Even Sir Richard's internet booking service, Trainline, is causing headaches. Rachel Jones from Exeter, for example, wrote to complain about the poor service she received when she tried to travel to London. Trainline failed to send tickets to her home, then failed to have them ready at Exeter station. They also failed to send replacements to Waterloo station for her return journey, and finally took six weeks to give her a refund.

There is no doubt that delays and breakdowns, once synonymous with Virgin, are much reduced in comparison with previous years, but not enough to satisfy our readers.

Geoff Poole from Prescot, Merseyside, had no worries about the cost of his group trip - an impressive £36 return for four people from Warrington to Edinburgh. But after a wait of two hours and 40 minutes with no lights or air conditioning on his return, he doubted the wisdom of that particular bargain.

Sara Gill from Wetherby, West Yorkshire, suffered a morale-sapping five-hour delay thanks to Sir Richard when, with Virgin Cross Country, she travelled from Bristol to Leeds.

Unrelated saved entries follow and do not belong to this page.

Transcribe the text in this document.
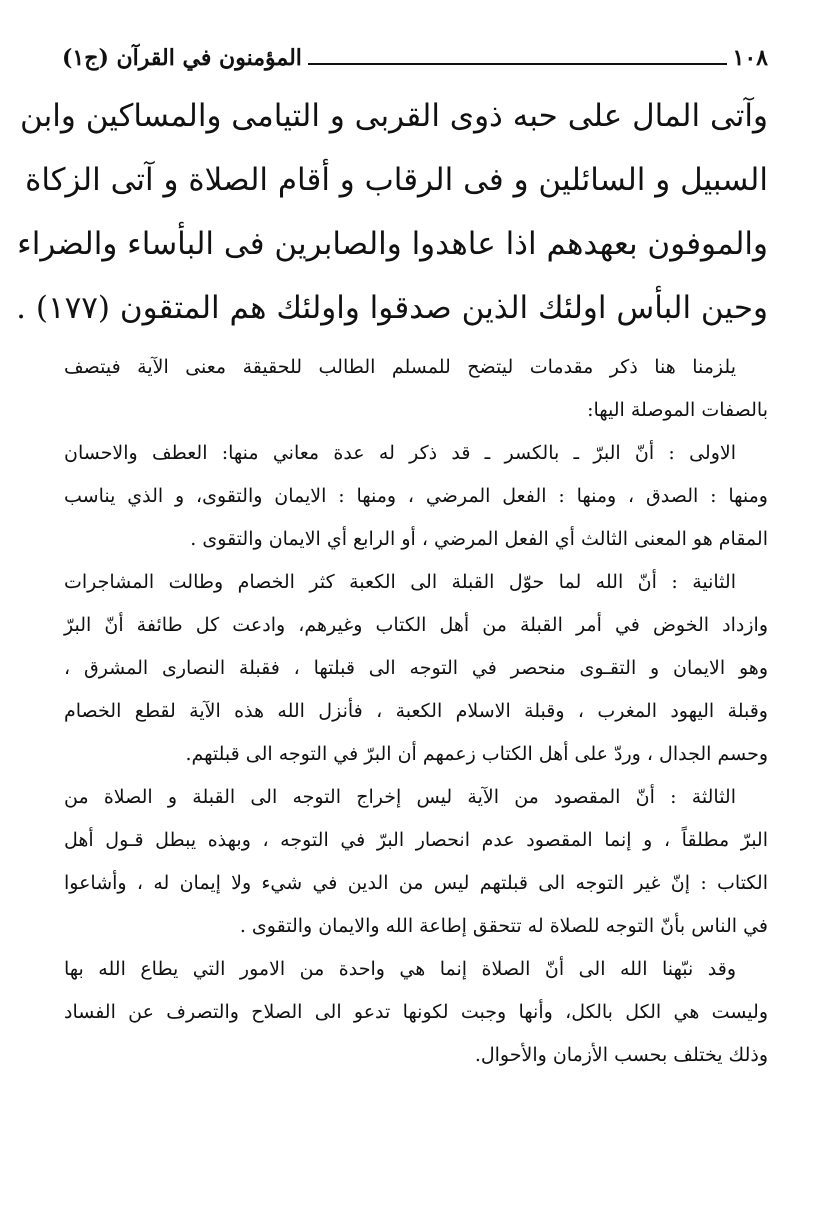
١٠٨
المؤمنون في القرآن (ج١)
وآتى المال على حبه ذوى القربى و التيامى والمساكين وابن
السبيل و السائلين و فى الرقاب و أقام الصلاة و آتى الزكاة
والموفون بعهدهم اذا عاهدوا والصابرين فى البأساء والضراء
وحين البأس اولئك الذين صدقوا واولئك هم المتقون (١٧٧) .
يلزمنا هنا ذكر مقدمات ليتضح للمسلم الطالب للحقيقة معنى الآية فيتصف
بالصفات الموصلة اليها:
الاولى : أنّ البرّ ـ بالكسر ـ قد ذكر له عدة معاني منها: العطف والاحسان
ومنها : الصدق ، ومنها : الفعل المرضي ، ومنها : الايمان والتقوى، و الذي يناسب
المقام هو المعنى الثالث أي الفعل المرضي ، أو الرابع أي الايمان والتقوى .
الثانية : أنّ الله لما حوّل القبلة الى الكعبة كثر الخصام وطالت المشاجرات
وازداد الخوض في أمر القبلة من أهل الكتاب وغيرهم، وادعت كل طائفة أنّ البرّ
وهو الايمان و التقـوى منحصر في التوجه الى قبلتها ، فقبلة النصارى المشرق ،
وقبلة اليهود المغرب ، وقبلة الاسلام الكعبة ، فأنزل الله هذه الآية لقطع الخصام
وحسم الجدال ، وردّ على أهل الكتاب زعمهم أن البرّ في التوجه الى قبلتهم.
الثالثة : أنّ المقصود من الآية ليس إخراج التوجه الى القبلة و الصلاة من
البرّ مطلقاً ، و إنما المقصود عدم انحصار البرّ في التوجه ، وبهذه يبطل قـول أهل
الكتاب : إنّ غير التوجه الى قبلتهم ليس من الدين في شيء ولا إيمان له ، وأشاعوا
في الناس بأنّ التوجه للصلاة له تتحقق إطاعة الله والايمان والتقوى .
وقد نبّهنا الله الى أنّ الصلاة إنما هي واحدة من الامور التي يطاع الله بها
وليست هي الكل بالكل، وأنها وجبت لكونها تدعو الى الصلاح والتصرف عن الفساد
وذلك يختلف بحسب الأزمان والأحوال.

"Throughout our standstill the air conditioning did not function," she wrote. "The few litter bins, which were small and well hidden, were overflowing; therefore there were pieces of rubbish heaped up everywhere. I also had the unfortunate experience of sampling your 'Ham and tomato chutney sandwich' - an experience I would gladly have missed. All in all this is the worst train journey I have ever been on."

Sir Richard and his spokesman, Chris Green, have produced many excuses and explanations, ranging from the poor state of the infrastructure they inherited to the fact that, by 2002, Virgin has to make enough money to start paying the government for the privilege of running the West Coast Line.

The evidence, however, is that our readers have remained resolutely unimpressed. Perhaps Sir Richard will be more convincing in person.